Manny Machado capitalized by ripping a two-run double up the gap in right-center field, and Adam Jones tied the score by beating out a weak two-out dribbler after Sabathia rushed to field the ball and ended up making an awkward throw as he fell to the grass.

"[CC] gave up two hard-hit balls and gave up two runs in that inning," manager Joe Girardi said. "That's the tough part about it."

With the lead erased, Sabathia hung a seventh-inning slider to McLouth, who barreled up a high arcing drive that left no doubt about its outcome. Ichiro Suzuki, standing in right field, moved about two steps only as a courtesy.

McLouth, meanwhile, immediately let his mind travel back to Game 4 of last year's American League Division Series, when he belted a similar homer off the Yanks' Phil Hughes.
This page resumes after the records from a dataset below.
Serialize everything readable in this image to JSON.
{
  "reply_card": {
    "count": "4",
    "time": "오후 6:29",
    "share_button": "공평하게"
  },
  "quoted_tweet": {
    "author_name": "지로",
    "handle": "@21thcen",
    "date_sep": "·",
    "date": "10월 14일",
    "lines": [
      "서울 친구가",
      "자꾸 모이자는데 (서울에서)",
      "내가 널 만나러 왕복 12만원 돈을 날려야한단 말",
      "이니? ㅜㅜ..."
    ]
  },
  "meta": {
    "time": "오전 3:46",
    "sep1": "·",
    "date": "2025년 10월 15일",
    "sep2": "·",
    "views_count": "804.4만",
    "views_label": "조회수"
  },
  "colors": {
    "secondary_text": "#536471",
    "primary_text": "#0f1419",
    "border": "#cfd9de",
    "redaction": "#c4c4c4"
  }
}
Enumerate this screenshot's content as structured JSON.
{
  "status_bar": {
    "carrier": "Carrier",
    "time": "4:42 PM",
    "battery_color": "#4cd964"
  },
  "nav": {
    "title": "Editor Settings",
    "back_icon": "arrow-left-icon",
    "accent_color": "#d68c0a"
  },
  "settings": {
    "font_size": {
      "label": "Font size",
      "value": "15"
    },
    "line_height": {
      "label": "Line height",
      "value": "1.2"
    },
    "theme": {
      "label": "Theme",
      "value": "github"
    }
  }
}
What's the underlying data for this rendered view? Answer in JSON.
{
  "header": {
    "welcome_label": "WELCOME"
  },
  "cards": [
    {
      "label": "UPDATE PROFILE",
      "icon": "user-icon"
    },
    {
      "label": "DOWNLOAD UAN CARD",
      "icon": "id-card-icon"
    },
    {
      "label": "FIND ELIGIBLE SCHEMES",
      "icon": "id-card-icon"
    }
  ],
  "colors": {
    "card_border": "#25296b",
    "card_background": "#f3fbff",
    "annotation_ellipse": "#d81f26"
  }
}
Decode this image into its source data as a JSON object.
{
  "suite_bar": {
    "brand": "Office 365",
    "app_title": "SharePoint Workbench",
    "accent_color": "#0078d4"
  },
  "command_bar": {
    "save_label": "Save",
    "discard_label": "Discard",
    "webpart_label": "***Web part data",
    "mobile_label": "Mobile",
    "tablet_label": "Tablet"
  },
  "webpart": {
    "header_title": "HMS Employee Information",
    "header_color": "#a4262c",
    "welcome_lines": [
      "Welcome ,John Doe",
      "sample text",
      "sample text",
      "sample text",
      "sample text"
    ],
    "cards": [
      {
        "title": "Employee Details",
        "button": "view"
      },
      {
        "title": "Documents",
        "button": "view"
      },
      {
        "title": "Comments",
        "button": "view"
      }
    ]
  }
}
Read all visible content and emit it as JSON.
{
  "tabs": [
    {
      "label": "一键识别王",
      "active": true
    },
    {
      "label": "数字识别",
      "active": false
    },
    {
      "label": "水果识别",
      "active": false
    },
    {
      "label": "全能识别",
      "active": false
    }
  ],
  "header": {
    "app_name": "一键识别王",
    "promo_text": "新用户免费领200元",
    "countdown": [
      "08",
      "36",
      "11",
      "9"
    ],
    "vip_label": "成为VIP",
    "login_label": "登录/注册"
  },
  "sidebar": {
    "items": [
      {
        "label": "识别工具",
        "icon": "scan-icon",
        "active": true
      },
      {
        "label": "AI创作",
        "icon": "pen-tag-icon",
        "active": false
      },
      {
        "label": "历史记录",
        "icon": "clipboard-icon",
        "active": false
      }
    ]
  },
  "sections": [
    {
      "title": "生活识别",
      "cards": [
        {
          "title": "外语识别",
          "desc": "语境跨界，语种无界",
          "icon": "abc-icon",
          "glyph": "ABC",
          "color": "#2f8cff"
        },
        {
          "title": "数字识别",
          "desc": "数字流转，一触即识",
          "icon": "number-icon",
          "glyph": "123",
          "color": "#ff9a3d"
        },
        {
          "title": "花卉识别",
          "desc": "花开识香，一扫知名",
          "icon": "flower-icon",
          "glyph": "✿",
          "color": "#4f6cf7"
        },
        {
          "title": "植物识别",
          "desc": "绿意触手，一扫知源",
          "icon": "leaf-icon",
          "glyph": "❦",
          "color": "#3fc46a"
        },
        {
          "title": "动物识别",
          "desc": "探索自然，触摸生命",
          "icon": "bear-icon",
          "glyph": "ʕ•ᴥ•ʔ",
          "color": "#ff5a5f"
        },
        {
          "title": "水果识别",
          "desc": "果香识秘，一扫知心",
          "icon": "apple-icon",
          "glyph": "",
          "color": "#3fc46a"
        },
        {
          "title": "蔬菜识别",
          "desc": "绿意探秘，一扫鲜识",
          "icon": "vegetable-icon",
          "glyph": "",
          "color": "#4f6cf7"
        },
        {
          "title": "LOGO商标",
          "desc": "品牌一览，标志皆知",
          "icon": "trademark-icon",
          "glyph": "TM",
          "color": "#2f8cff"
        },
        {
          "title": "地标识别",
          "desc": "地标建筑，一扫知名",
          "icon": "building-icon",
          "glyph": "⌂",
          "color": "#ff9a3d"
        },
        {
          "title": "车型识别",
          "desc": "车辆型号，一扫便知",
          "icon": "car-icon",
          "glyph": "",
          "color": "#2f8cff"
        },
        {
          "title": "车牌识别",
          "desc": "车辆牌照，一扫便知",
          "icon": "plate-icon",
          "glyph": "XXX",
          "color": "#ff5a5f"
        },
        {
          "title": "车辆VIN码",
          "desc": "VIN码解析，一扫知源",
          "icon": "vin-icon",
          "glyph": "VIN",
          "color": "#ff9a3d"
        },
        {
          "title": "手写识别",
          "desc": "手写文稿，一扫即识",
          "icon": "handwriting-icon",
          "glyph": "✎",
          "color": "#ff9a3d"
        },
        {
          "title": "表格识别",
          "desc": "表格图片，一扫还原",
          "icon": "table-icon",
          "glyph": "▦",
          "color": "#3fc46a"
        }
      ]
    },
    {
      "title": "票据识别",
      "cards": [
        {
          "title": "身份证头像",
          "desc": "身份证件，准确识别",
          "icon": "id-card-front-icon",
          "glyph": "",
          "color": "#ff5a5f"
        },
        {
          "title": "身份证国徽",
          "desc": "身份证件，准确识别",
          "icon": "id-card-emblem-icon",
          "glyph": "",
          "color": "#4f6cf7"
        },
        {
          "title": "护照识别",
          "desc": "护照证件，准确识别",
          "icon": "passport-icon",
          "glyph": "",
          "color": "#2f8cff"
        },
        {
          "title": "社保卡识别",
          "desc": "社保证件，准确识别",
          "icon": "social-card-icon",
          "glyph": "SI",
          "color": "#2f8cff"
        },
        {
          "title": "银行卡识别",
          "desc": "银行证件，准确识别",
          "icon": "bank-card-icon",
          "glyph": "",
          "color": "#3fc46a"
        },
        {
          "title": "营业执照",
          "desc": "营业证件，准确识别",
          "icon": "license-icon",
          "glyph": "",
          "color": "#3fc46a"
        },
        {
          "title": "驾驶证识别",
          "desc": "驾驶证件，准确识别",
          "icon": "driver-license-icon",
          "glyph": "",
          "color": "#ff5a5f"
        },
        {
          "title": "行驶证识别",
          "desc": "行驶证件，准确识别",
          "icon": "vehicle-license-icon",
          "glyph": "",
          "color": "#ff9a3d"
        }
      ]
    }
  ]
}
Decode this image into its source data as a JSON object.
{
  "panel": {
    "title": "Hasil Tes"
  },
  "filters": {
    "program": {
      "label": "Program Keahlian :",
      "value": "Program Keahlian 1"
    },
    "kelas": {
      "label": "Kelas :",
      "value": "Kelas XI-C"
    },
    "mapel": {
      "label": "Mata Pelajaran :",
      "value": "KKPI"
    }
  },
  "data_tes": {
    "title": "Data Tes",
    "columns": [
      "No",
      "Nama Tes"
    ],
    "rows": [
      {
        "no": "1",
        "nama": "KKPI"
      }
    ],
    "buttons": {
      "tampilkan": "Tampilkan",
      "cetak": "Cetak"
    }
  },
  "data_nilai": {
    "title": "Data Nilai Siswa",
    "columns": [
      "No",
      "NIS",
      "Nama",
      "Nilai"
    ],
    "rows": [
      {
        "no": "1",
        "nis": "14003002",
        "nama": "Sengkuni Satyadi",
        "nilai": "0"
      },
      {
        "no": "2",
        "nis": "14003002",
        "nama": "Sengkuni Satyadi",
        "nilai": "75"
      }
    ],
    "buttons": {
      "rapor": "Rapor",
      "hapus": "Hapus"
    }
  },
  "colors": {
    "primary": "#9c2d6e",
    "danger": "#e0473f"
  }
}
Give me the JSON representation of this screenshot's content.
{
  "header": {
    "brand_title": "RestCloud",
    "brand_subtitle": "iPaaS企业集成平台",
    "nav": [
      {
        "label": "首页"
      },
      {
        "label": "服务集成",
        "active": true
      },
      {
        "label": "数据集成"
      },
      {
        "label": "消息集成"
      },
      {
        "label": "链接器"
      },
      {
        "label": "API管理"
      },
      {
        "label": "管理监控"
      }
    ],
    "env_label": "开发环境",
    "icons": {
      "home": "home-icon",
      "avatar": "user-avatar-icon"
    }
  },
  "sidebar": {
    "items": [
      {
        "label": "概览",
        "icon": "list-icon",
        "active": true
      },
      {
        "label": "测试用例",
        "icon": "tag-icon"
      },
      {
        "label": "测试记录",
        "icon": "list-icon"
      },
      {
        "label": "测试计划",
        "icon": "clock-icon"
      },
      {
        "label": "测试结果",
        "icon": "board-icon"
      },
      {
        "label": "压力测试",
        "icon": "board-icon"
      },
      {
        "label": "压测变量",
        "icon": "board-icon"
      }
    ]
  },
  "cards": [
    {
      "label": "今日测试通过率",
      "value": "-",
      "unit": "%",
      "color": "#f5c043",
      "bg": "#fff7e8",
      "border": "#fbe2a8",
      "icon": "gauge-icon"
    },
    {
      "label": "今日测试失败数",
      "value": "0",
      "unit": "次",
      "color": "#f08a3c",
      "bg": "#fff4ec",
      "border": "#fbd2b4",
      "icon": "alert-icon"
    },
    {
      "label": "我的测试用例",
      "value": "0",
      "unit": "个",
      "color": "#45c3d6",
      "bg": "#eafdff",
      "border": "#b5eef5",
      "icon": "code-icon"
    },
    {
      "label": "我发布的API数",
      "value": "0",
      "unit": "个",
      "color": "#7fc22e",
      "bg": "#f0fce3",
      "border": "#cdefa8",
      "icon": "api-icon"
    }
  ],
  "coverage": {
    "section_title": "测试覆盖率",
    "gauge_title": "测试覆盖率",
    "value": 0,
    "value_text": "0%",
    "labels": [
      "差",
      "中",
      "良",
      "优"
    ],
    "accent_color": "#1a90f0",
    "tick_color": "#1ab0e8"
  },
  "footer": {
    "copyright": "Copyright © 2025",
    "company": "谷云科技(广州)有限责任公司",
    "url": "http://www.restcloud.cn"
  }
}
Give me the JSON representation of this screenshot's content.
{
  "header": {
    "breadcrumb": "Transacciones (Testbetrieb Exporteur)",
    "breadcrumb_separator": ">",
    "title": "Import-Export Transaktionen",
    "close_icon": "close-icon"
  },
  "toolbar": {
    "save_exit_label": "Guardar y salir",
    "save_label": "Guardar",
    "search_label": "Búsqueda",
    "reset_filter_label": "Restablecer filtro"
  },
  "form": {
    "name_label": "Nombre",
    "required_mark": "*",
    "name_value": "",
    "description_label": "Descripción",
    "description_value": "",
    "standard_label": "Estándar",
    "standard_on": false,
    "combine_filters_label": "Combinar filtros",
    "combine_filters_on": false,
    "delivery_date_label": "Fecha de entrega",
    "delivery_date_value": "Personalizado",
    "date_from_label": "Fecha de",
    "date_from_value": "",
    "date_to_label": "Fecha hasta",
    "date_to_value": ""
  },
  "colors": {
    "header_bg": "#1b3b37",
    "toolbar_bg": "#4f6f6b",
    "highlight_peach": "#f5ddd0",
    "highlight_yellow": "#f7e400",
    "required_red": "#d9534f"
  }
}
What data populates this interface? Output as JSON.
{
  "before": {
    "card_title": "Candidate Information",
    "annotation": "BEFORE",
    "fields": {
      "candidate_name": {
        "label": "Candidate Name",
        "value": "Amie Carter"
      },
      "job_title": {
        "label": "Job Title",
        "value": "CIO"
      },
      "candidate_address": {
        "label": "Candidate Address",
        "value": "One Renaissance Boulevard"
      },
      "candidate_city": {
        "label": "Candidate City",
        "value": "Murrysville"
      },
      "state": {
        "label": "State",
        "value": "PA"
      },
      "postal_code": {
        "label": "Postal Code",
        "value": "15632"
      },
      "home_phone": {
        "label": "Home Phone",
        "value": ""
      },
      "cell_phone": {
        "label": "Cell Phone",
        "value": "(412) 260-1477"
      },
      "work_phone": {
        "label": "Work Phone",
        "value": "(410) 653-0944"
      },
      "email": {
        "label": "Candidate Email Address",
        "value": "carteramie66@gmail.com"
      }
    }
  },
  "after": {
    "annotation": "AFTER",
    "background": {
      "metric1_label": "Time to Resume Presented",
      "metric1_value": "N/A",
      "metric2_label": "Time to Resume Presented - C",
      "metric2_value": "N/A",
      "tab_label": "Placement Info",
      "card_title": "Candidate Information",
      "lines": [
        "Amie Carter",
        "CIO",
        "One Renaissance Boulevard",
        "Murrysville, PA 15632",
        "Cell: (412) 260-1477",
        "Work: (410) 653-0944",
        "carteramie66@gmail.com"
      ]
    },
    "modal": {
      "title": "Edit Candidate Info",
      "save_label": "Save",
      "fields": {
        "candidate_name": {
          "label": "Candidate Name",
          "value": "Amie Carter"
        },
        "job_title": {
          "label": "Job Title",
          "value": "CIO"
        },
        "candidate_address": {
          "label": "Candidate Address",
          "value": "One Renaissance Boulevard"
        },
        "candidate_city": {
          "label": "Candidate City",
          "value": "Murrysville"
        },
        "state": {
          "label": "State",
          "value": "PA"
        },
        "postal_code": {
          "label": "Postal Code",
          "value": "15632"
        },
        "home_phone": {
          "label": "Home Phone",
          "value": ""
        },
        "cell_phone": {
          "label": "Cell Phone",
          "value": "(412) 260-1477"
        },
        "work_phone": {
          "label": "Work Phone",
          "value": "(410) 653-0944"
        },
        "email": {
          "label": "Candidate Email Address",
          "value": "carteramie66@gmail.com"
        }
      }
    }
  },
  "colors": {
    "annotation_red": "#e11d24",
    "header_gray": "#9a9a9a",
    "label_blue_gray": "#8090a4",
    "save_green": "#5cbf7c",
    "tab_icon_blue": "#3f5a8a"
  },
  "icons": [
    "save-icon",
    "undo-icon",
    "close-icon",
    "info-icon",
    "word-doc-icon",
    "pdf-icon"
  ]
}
"I wasn't even out of the batter's box before I thought that," McLouth said. "Off the bat, I knew it had the distance, it just stayed true. It stayed straight, and I was happy about that."

Consider Sabathia unimpressed. Instead of recording career victory No. 200, he'll chug into July with an 8-6 record and a 4.15 ERA, leading the Yankees in homers allowed, with 17.

"He's un-CC-like maybe numbers-wise, but as far as intensity and the way he goes about it, he's the same guy," catcher Chris Stewart said. "It's just tough that his numbers aren't with him this year."

The Yankees seemed in early command of the game, roughing up starter T.J. McFarland for three runs and seven hits in 2 2/3 innings. Orioles manager Buck Showalter pressed McFarland into duty in hopes of capitalizing on the Yankees' troubles against left-handed pitching this year.

Cano tied Frank Crosetti for 19th place on Yankees' all-time hits list (1,541) with a run-scoring single in the first inning, and the Yankees added two runs off McFarland in the third, when Vernon Wells and Stewart connected for RBI singles.

But Kevin Gausman, Baltimore's originally scheduled starter, then entered the game and turned in an impressive outing, holding the Yankees to three hits over 4 1/3 scoreless innings. Tommy Hunter pitched the final two innings around a single to pick up his second save.

"We had some opportunities and weren't able to do it," Girardi said. "Gausman came in and threw the ball extremely well. You can tell the kid is extremely talented. But we had some early opportunities. We had seven hits in the first three innings and were only able to get three runs."

Sure, additional support would have been helpful, but Sabathia knows better than to get greedy with the diminished lineup behind him. He draped the loss across his shoulders, acknowledging that his season thus far has not been a good one.

"It's super-frustrating," he said. "We've been battling and scuffling all year, dealing with injuries and everything. For us to come out here and put up three [runs] against a tough team and not be able to hold it late in the game is extremely frustrating. I have to get better."